Lastly thepiratebay founders were the target of such a fierceness and paid it the full price with enormous fines and sentences. But the community reacted to this by releasing a database dump of the website and a project to create your own indexer, openbay. Guys from isohunt were behind this release. After that the pirate bay reopened for a time then went down and up regularly.
All this, to say that torrent repositories became nowadays something governments wants to censure. So, I've decided to create a DHT crawler using nodeJS so everyone could install his own pirate bay that (should) be easy to install on basic hardware.
I wanted to make a project that rely on only one technology to limit dependencies, so I chose nodeJS as a base. Through npm it's so easy to install extra modules and offers all the third party necessary to our project.
So the idea is to use DHT decentralized protocol to listen to torrents downloaded by other users in order to index them in our database.

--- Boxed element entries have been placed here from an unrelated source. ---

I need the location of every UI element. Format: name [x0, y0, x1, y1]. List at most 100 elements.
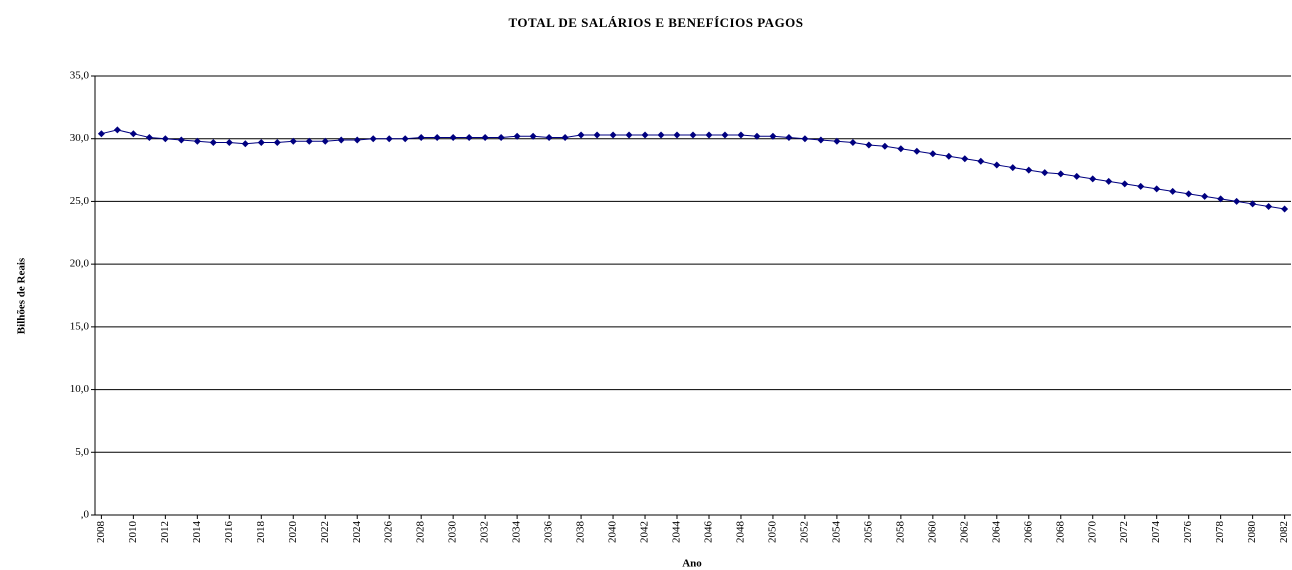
x-tick-label: 2018: [255, 521, 267, 544]
x-tick-label: 2048: [734, 521, 746, 544]
y-tick-label: 15,0: [70, 320, 90, 332]
x-tick-label: 2082: [1278, 521, 1290, 543]
x-tick-label: 2026: [383, 521, 395, 544]
data-marker: [929, 150, 937, 158]
data-marker: [609, 131, 617, 139]
data-marker: [1249, 200, 1257, 208]
data-marker: [913, 147, 921, 155]
x-tick-label: 2014: [191, 521, 203, 544]
data-marker: [753, 132, 761, 140]
data-marker: [833, 137, 841, 145]
data-marker: [849, 138, 857, 146]
data-marker: [209, 138, 217, 146]
data-marker: [977, 157, 985, 165]
data-marker: [721, 131, 729, 139]
data-marker: [577, 131, 585, 139]
x-tick-label: 2052: [798, 521, 810, 543]
data-marker: [1153, 185, 1161, 193]
x-tick-label: 2010: [127, 521, 139, 544]
data-marker: [689, 131, 697, 139]
data-marker: [193, 137, 201, 145]
x-tick-label: 2064: [990, 521, 1002, 544]
data-marker: [961, 155, 969, 163]
x-tick-label: 2080: [1246, 521, 1258, 544]
data-marker: [1009, 164, 1017, 172]
data-marker: [1057, 170, 1065, 178]
data-marker: [465, 133, 473, 141]
x-tick-label: 2060: [926, 521, 938, 544]
data-marker: [1121, 180, 1129, 188]
data-marker: [1185, 190, 1193, 198]
data-marker: [1233, 197, 1241, 205]
data-marker: [673, 131, 681, 139]
x-tick-label: 2012: [159, 521, 171, 543]
chart-title: TOTAL DE SALÁRIOS E BENEFÍCIOS PAGOS: [508, 15, 803, 30]
data-marker: [817, 136, 825, 144]
y-tick-label: ,0: [81, 509, 90, 521]
data-marker: [1073, 172, 1081, 180]
x-tick-label: 2034: [511, 521, 523, 544]
x-tick-label: 2068: [1054, 521, 1066, 544]
x-tick-label: 2042: [639, 521, 651, 543]
data-marker: [561, 133, 569, 141]
data-marker: [737, 131, 745, 139]
x-tick-label: 2016: [223, 521, 235, 544]
x-tick-label: 2022: [319, 521, 331, 543]
x-tick-label: 2066: [1022, 521, 1034, 544]
x-tick-label: 2046: [703, 521, 715, 544]
data-marker: [625, 131, 633, 139]
x-axis-title: Ano: [682, 558, 702, 570]
data-marker: [177, 136, 185, 144]
x-tick-label: 2028: [415, 521, 427, 544]
x-tick-label: 2078: [1214, 521, 1226, 544]
data-marker: [1217, 195, 1225, 203]
data-marker: [641, 131, 649, 139]
data-marker: [433, 133, 441, 141]
x-tick-label: 2038: [575, 521, 587, 544]
x-tick-label: 2036: [543, 521, 555, 544]
x-tick-label: 2032: [479, 521, 491, 543]
data-marker: [337, 136, 345, 144]
x-tick-label: 2050: [766, 521, 778, 544]
x-tick-label: 2044: [671, 521, 683, 544]
data-marker: [1089, 175, 1097, 183]
y-tick-label: 30,0: [70, 132, 90, 144]
data-marker: [305, 137, 313, 145]
data-marker: [321, 137, 329, 145]
data-marker: [1137, 182, 1145, 190]
data-marker: [161, 135, 169, 143]
data-marker: [481, 133, 489, 141]
data-marker: [785, 133, 793, 141]
data-marker: [881, 142, 889, 150]
data-marker: [497, 133, 505, 141]
y-tick-label: 10,0: [70, 383, 90, 395]
data-marker: [97, 130, 105, 138]
data-marker: [705, 131, 713, 139]
data-marker: [225, 138, 233, 146]
data-marker: [401, 135, 409, 143]
y-axis-title: Bilhões de Reais: [16, 257, 28, 334]
x-tick-label: 2020: [287, 521, 299, 544]
data-marker: [241, 140, 249, 148]
data-marker: [289, 137, 297, 145]
data-marker: [1265, 202, 1273, 210]
data-marker: [417, 133, 425, 141]
data-marker: [1105, 177, 1113, 185]
x-tick-label: 2070: [1086, 521, 1098, 544]
data-marker: [385, 135, 393, 143]
data-marker: [369, 135, 377, 143]
data-marker: [593, 131, 601, 139]
x-tick-label: 2030: [447, 521, 459, 544]
y-tick-label: 25,0: [70, 195, 90, 207]
x-tick-label: 2054: [830, 521, 842, 544]
x-tick-label: 2058: [894, 521, 906, 544]
x-tick-label: 2024: [351, 521, 363, 544]
data-marker: [529, 132, 537, 140]
data-marker: [945, 152, 953, 160]
data-marker: [769, 132, 777, 140]
x-tick-label: 2008: [95, 521, 107, 544]
x-tick-label: 2040: [607, 521, 619, 544]
data-marker: [865, 141, 873, 149]
data-marker: [1281, 205, 1289, 213]
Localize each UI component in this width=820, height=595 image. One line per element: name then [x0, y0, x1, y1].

Then we want to search for a movie or a book in our database.
The project is composed of 3 modules :
- crawlDHT : this module listen on the DHT network for torrent hashes and store them on a redis queue called DHTS. It also save DHT routing table every 10 minutes as recomended by BEP specifications. It uses the dht.js module an implementation of DHT protocol.
- loadDHT : this one is responsible to load hashes from redis and try to download the corresponding torrent metadata using the DHT network or directly from torcache or torrage. A specificity of the last ones is that torrent are returned as gzip files but thanks to aria2 options it is very easy to save it directly decompressed. Thanks to node-aria2, we're able to communicate with aria2 using rpc calls.
- loadTorrent : the last module just wait for downloaded torrent metadata to parse it and index it in our mongodb dhtcrawler database. The read-torrent module is in this case intensively used for torrent parsing.
Thanks to our queue system and mongo dynamic data format, you can easily use only one specific module or even add new features to the one you want.
The portal folder contains the website contents and is based on an express instance. The front part is done using angular library and can be accessed in the public folder.
Yes, the project is at its very beginning, but I hope that you'll fork it and make pull requests with your improvements to share it with everyone. For example, it would be great to have the peer and seed number.
So if you want to give it a try, go check : https://github.com/FlyersWeb/dht-bay
And remember to have fun :)
After 3 days working, my little hackberry with a limited bandwith indexed almost 1000 torrents, would be great to have an idea of what are the most shared things on DHT networks.
For those who likes to watch movies an rainy sundays, you can use peerflix to stream a torrent download to your vlc or any other player. Have a look.